I generally don’t intend to share my poetry/lyrics on my blog because of copyrights, but I will share this one that I wrote about this experience.  The title is in reference to the name of the group for which I had written it, Seeking the Muse.

Musing the Night Fantastic 8/5/09

My friends, we gather but once each week,
A time I anticipate greatly.
Sometimes it’s your singular wit,
Sometimes your prose so stately,
Sometimes those unpredictable whims;
Your crafts combine with balance.
You awe me and I’m honored so
To witness these wondrous talents.
Yet mutual respect that we each have
For our group’s sublime creations
Has grown a friendship’s precious rose,
Perhaps the greatest of our revelations.

Love you guys and gals, InFOXicatedly

Take that, John Keats!

Another Re-used Writing

This is another “prompted” piece from the past, and the prompt was actually a photo, which I posted at the end here.  I hadn’t gotten back to my usual lyric writing yet at that time (I was writers’ blocked for a few years), so my reactions to the prompts at this point were editorial-like writings.  I thought they might finally get to see the light of day in this forum, hence this and my previous entry.

The Reel Life 8/1/09

Life is a film. A movie, in fact. There’s a beginning, a middle and an end to it, just as any film has. There is even a back story to the beginning, often mysterious at that. There are supporting characters, antagonists, many settings and changes thereof. Life is even like the films that are a series of acts, a la “The Godfather”, “Star Wars”, even “Austin Powers”, though fortunately not as ludicrous.

Many plot twists will occur, ones that the viewers never saw coming, and there also are moments you could predict with your eyes closed and under water. Sometimes the plot develops so quickly you wonder, “How did I get from that scene to this one?” You will even question the meaning to the whole story.
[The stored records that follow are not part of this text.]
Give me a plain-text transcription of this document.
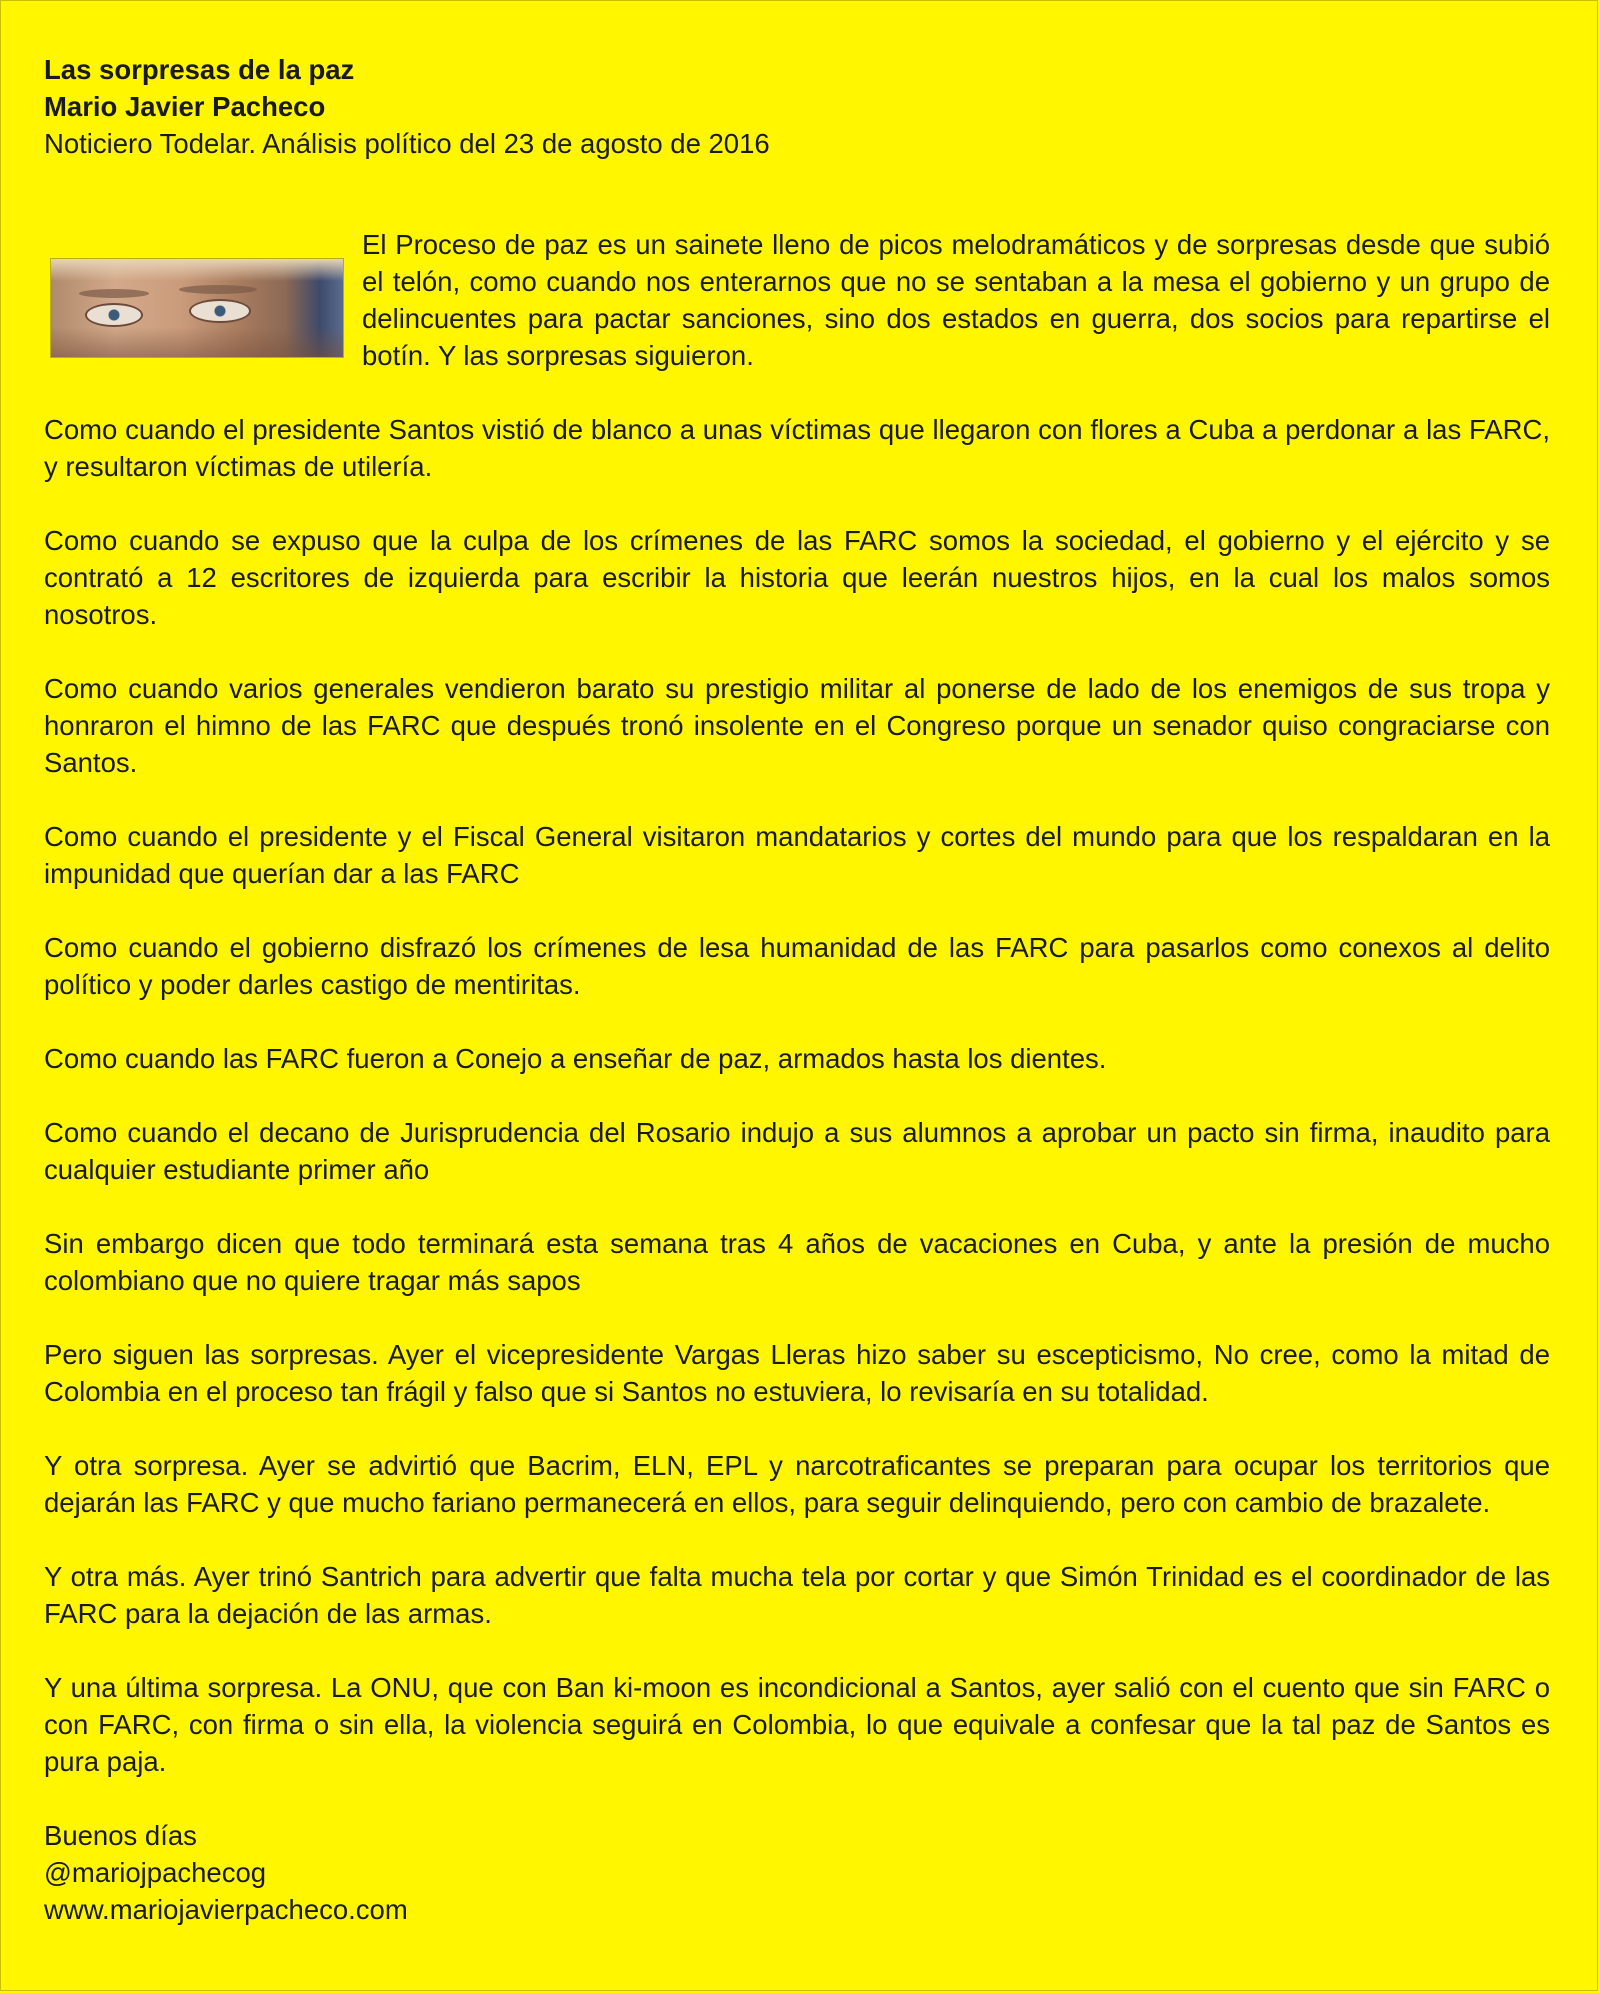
Las sorpresas de la paz

Mario Javier Pacheco

Noticiero Todelar. Análisis político del 23 de agosto de 2016

El Proceso de paz es un sainete lleno de picos melodramáticos y de sorpresas desde que subió el telón, como cuando nos enterarnos que no se sentaban a la mesa el gobierno y un grupo de delincuentes para pactar sanciones, sino dos estados en guerra, dos socios para repartirse el botín. Y las sorpresas siguieron.

Como cuando el presidente Santos vistió de blanco a unas víctimas que llegaron con flores a Cuba a perdonar a las FARC, y resultaron víctimas de utilería.

Como cuando se expuso que la culpa de los crímenes de las FARC somos la sociedad, el gobierno y el ejército y se contrató a 12 escritores de izquierda para escribir la historia que leerán nuestros hijos, en la cual los malos somos nosotros.

Como cuando varios generales vendieron barato su prestigio militar al ponerse de lado de los enemigos de sus tropa y honraron el himno de las FARC que después tronó insolente en el Congreso porque un senador quiso congraciarse con Santos.

Como cuando el presidente y el Fiscal General visitaron mandatarios y cortes del mundo para que los respaldaran en la impunidad que querían dar a las FARC

Como cuando el gobierno disfrazó los crímenes de lesa humanidad de las FARC para pasarlos como conexos al delito político y poder darles castigo de mentiritas.

Como cuando las FARC fueron a Conejo a enseñar de paz, armados hasta los dientes.

Como cuando el decano de Jurisprudencia del Rosario indujo a sus alumnos a aprobar un pacto sin firma, inaudito para cualquier estudiante primer año

Sin embargo dicen que todo terminará esta semana tras 4 años de vacaciones en Cuba, y ante la presión de mucho colombiano que no quiere tragar más sapos

Pero siguen las sorpresas. Ayer el vicepresidente Vargas Lleras hizo saber su escepticismo, No cree, como la mitad de Colombia en el proceso tan frágil y falso que si Santos no estuviera, lo revisaría en su totalidad.

Y otra sorpresa. Ayer se advirtió que Bacrim, ELN, EPL y narcotraficantes se preparan para ocupar los territorios que dejarán las FARC y que mucho fariano permanecerá en ellos, para seguir delinquiendo, pero con cambio de brazalete.

Y otra más. Ayer trinó Santrich para advertir que falta mucha tela por cortar y que Simón Trinidad es el coordinador de las FARC para la dejación de las armas.

Y una última sorpresa. La ONU, que con Ban ki-moon es incondicional a Santos, ayer salió con el cuento que sin FARC o con FARC, con firma o sin ella, la violencia seguirá en Colombia, lo que equivale a confesar que la tal paz de Santos es pura paja.

Buenos días

@mariojpachecog

www.mariojavierpacheco.com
Some of the life-films are epic in their length, while others are tragically short. These life-films don’t generally stick to a genre, rather they flit from comedy to drama, from tragedy to human interest piece, from romance to documentary, from mystery to satire.

There are political scenes, love scenes, revelations, soliloquies. There are monologues, dialogues, denouements, thrills, moments of violence, acts of kindness, and acts of forgiveness.

There are moments when you simply can not wait to get to the next scene. Some scenes are embarrassing, uncomfortable, or strike a chord that hits home. There are also boring moments you wish you could fast-forward.

My good friend Billy said the world’s a stage, and we are its players. Bill never got to see a film, but I think he’d agree with me in this comparison. There was much he understood before his time, before his own ending.

Unfortunately, these films do come to an end, and these endings can be funny, peaceful, sudden or drawn out, horrific, or, extremely rarely, just the way we want them to be. The endings are nearly always unpredictable, but we keep guessing anyway.

Ultimately, the director makes decisions without your consent as to content, duration, theme, and tone, but you can sometimes figure out where the story’s going. You just need to look at it frame by frame.